Dwa razy do roku na rynku mamy wysyp warsztatów zajmujących się obsługą ogumienia – serwisy liczą na kolejki chętnych na sezonową wymianę i trwające kilka tygodni żniwa. W takich momentach kierowcy często nie chcą ustawiać się w kolejkach do renomowanych serwisów zajmujących się oponami przez cały rok, a kiedy spadnie pierwszy śnieg, są gotowi powierzyć montaż zimówek dowolnemu warsztatowi, który zrobi to od ręki i jak najtaniej. No bo przecież to tylko rutynowa czynność obsługowa. Co może pójść źle?

Główny problem: coraz więcej aut jest wyposażonych w opony o dużej średnicy i bardzo niskim profilu, przybywa też run flatów, czyli opon o wzmocnionej konstrukcji, które pozwalają na krótkotrwałe kontynuowanie jazdy nawet po utracie ciśnienia. Taka moda! Niestety, starsze i tańsze urządzenia do montażu opon z takim nowoczesnym ogumieniem sobie nie radzą – w warsztatach, które okazjonalnie zajmują się obsługą ogumienia, na porządny nowoczesny sprzęt nie ma co liczyć.

To nie znaczy, że przy użyciu takich maszyn nie da się założyć na felgę run flata czy zwykłej opony niskoprofilowej. Jest to możliwe, tyle że ryzykowne – da się to zrobić na siłę, ryzykując przy tym uszkodzenie opony i felgi. Uszkodzenia opon są bardzo niebezpieczne, bo śladów po np. niewłaściwym użyciu łyżki często nie widać na pierwszy rzut oka – uszkodzona stopka opony skrywa się za krawędzią obręczy, a usterka może się objawić dopiero po dłuższym czasie.

Poza nieodpowiednim sprzętem lub brakiem wiedzy o tym, jak go użyć (co u na szybko przeszkolonych „fachowców” nie dziwi), największym problemem jest pośpiech. Według fachowców z Polskiego Związku Przemysłu Oponiarskiego poprawna, zgodna z zasadami sztuki wymiana kompletu kół powinna zająć ok. 35-40 minut. Jeśli mechanik robi to szybciej, to znaczy, że idzie na łatwiznę, pomijając ważne czynności, np. oczyszczenie felg, wymianę zaworów, przemontowanie opony, jeśli okazuje się, że do wyważenia koła potrzeba zbyt wielu ciężarków, czy choćby dokręcanie kół przy użyciu klucza dynamometrycznego.

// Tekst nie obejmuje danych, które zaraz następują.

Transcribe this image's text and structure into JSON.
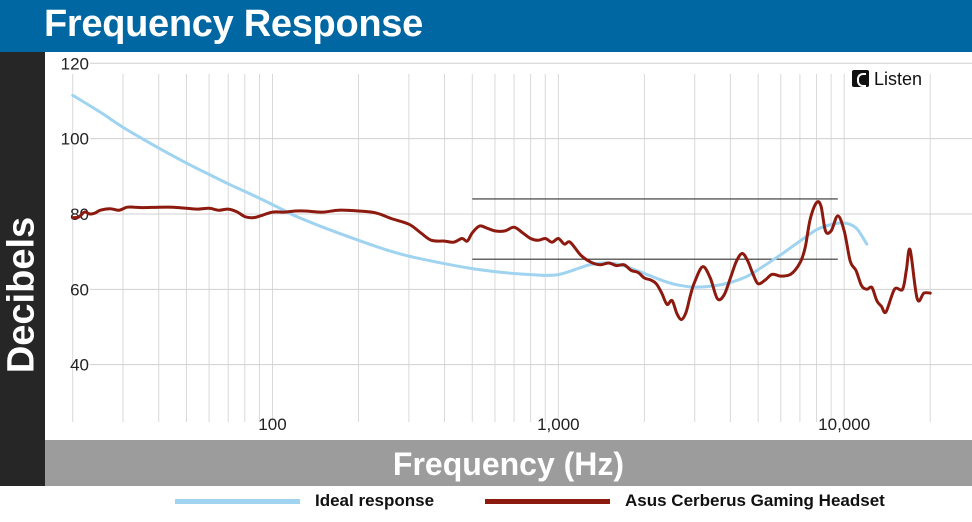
{
  "title": "Frequency Response",
  "chart_data": {
    "type": "line",
    "title": "Frequency Response",
    "xlabel": "Frequency (Hz)",
    "ylabel": "Decibels",
    "xscale": "log",
    "xlim": [
      16,
      28000
    ],
    "ylim": [
      20,
      123
    ],
    "yticks": [
      40,
      60,
      80,
      100,
      120
    ],
    "xticks": [
      {
        "value": 100,
        "label": "100"
      },
      {
        "value": 1000,
        "label": "1,000"
      },
      {
        "value": 10000,
        "label": "10,000"
      }
    ],
    "grid": true,
    "brand": "Listen",
    "reference_lines": [
      {
        "x": [
          500,
          9500
        ],
        "y": 84
      },
      {
        "x": [
          500,
          9500
        ],
        "y": 68
      }
    ],
    "series": [
      {
        "name": "Ideal response",
        "color": "#9fd3f0",
        "x": [
          20,
          25,
          30,
          40,
          50,
          60,
          70,
          80,
          100,
          120,
          150,
          200,
          250,
          300,
          400,
          500,
          600,
          700,
          800,
          900,
          1000,
          1100,
          1200,
          1300,
          1500,
          1700,
          2000,
          2300,
          2600,
          3000,
          3500,
          4000,
          4500,
          5000,
          6000,
          7000,
          8000,
          9000,
          10000,
          11000,
          12000
        ],
        "values": [
          111.5,
          107,
          103,
          97.5,
          93.5,
          90.5,
          88,
          86,
          82.5,
          79.5,
          76.5,
          73,
          70.5,
          68.8,
          66.8,
          65.5,
          64.7,
          64.2,
          63.9,
          63.7,
          63.9,
          64.8,
          65.8,
          66.6,
          67,
          66.2,
          64.2,
          62.4,
          61.2,
          60.6,
          60.9,
          61.8,
          63.2,
          65.2,
          69.2,
          72.8,
          75.8,
          77.2,
          77.6,
          76.3,
          72
        ]
      },
      {
        "name": "Asus Cerberus Gaming Headset",
        "color": "#8c1a0f",
        "x": [
          20,
          21,
          22,
          23,
          24,
          25,
          27,
          29,
          31,
          33,
          35,
          40,
          45,
          50,
          55,
          60,
          65,
          70,
          75,
          80,
          85,
          90,
          100,
          110,
          120,
          130,
          150,
          170,
          200,
          230,
          260,
          300,
          330,
          360,
          400,
          430,
          460,
          480,
          500,
          530,
          560,
          600,
          650,
          700,
          750,
          800,
          850,
          900,
          950,
          1000,
          1050,
          1100,
          1200,
          1300,
          1400,
          1500,
          1600,
          1700,
          1800,
          1900,
          2000,
          2100,
          2200,
          2300,
          2400,
          2500,
          2600,
          2700,
          2800,
          2900,
          3000,
          3200,
          3400,
          3600,
          3800,
          4000,
          4200,
          4400,
          4600,
          4800,
          5000,
          5300,
          5600,
          6000,
          6500,
          7000,
          7300,
          7600,
          8000,
          8300,
          8600,
          9000,
          9500,
          10000,
          10500,
          11000,
          11500,
          12000,
          12500,
          13000,
          13500,
          14000,
          15000,
          16000,
          16500,
          17000,
          18000,
          19000,
          20000
        ],
        "values": [
          79,
          79.2,
          80.5,
          80,
          80.3,
          81,
          81.4,
          81,
          81.8,
          81.8,
          81.7,
          81.8,
          81.8,
          81.5,
          81.3,
          81.5,
          81,
          81.3,
          80.6,
          79.3,
          79,
          79.4,
          80.5,
          80.5,
          80.8,
          80.8,
          80.5,
          81,
          80.8,
          80.3,
          78.8,
          77.3,
          75,
          73,
          72.8,
          72.5,
          73.5,
          72.8,
          75,
          76.8,
          76.3,
          75.5,
          75.5,
          76.5,
          75,
          73.5,
          73,
          73.5,
          72.5,
          73.5,
          72,
          72.5,
          69,
          67.2,
          66.5,
          67,
          66.3,
          66.5,
          65,
          64.5,
          63,
          62.5,
          61.5,
          59,
          56,
          57,
          53.5,
          52,
          54,
          58.5,
          62,
          66,
          63,
          57.5,
          58.5,
          63,
          67.5,
          69.5,
          67.5,
          64,
          61.5,
          62.5,
          64,
          63.5,
          64,
          67,
          71,
          78.5,
          83,
          82,
          75.5,
          75.5,
          79.5,
          75.5,
          67.5,
          65,
          61,
          60,
          60.5,
          57,
          55.5,
          54,
          60,
          60,
          65,
          70.5,
          57.5,
          59,
          59
        ]
      }
    ]
  },
  "legend": {
    "ideal_label": "Ideal response",
    "headset_label": "Asus Cerberus Gaming Headset"
  }
}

Certyfikowane serwisy wymiany opon

Problemy z nieprofesjonalnie działającymi serwisami oponiarskimi mają nie tylko użytkownicy aut, lecz także producenci i dystrybutorzy opon. Bo to do nich trafiają klienci z reklamacjami, narzekający na to, że np. nie można wyważyć niemal nowej opony, zaczyna ona bić albo bez widocznych na pierwszy rzut oka przyczyn pęka.

To dlatego – zarówno w trosce o bezpieczeństwo klientów, jak i zapewne też w interesie firm oponiarskich – Polski Związek Przemysłu Oponiarskiego stworzył tzw. certyfikat oponiarski. Nie chodzi tu o kolejny dyplom, który warsztat może powiesić na ścianie po tym, jak choćby jeden z pracowników ukończy szkolenie – tu procedura jest znacznie bardziej skomplikowana.

Nie tylko pracownicy warsztatu muszą zostać odpowiednio przeszkoleni, lecz także serwis przechodzi audyt wykonywany przez niezależną firmę certyfikacyjną TÜV SÜD, podczas którego badana jest zgodność serwisu – zarówno jego wyposażenia, jak i stosowanych procedur – z listą obejmującą aż 140 kryteriów. Na jednorazowej kontroli nadzór nad warsztatem posiadającym certyfikat wcale się nie kończy – później firma jest kontrolowana, czy utrzymuje wymagany standard usług. Listę serwisów, które spełniają te wyśrubowane wymogi, można znaleźć na stronie www.certyfikatoponiarski.pl.